Evaluating the Performance of the Model Selection with Average ECE and Naive Calibration in Out-of-Domain Generalization Problems for Binary Classifiers

More Info
expand_more

Abstract

Out-of-domain (OOD) generalization refers to learning a model from one or more different but related domain(s) that can be used in an unknown test domain. It is challenging for existing machine learning models. Several methods have been proposed to solve this problem, and multi-domain calibration is one of these methods. Model selection with the average expected calibration error (ECE) across training domains and naive calibration are two approaches to implementing multi-domain calibration. However, it might happen that neither approach can learn a genuinely well-calibrated model in the multi-domain setting. Hence, this paper intends to evaluate how naive calibration and model selection with average ECE perform in the OOD generalization problem for binary classifiers. We generated many synthetic datasets and set up three experiments to answer this question. Finally, the conclusions based on empirical results are obtained: 1) Although naive calibration can improve the average accuracy across unseen domains (OOD accuracy) and the average area under the ROC Curve across unseen domains (OOD AUROC) for some binary classifiers, it does not work for all binary classifiers.

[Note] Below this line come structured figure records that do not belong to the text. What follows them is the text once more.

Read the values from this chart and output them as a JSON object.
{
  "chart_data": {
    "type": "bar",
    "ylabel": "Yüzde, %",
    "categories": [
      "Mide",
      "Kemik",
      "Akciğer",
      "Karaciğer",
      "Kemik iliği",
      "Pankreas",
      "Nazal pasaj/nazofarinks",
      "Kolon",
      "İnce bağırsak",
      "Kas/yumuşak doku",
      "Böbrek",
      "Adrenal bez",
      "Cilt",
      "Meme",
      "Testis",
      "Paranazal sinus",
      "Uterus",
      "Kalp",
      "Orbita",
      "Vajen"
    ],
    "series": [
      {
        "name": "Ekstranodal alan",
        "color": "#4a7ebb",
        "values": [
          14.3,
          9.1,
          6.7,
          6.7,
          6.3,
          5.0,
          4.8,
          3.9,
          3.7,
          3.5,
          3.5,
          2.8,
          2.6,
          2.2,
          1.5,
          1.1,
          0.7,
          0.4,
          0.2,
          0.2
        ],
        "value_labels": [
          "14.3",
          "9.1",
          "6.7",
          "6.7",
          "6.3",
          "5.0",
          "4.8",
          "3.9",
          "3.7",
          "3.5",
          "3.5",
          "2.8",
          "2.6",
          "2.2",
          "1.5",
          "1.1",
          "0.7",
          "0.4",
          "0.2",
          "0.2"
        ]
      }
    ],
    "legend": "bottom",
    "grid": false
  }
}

However, at least it does not make the model worse for OOD generalization. 2) On the synthetic datasets we generated, if the number of training domains increases, most binary classifiers' OOD accuracy will also increase. 3) Average ECE is a reasonable metric for selecting a model in the OOD generalization problem and is better than validation accuracy. This is because a strong linear relationship exists between OOD accuracy and the average ECE across the training domains. This linear relationship is stronger than the linear relationship between OOD accuracy and validation accuracy.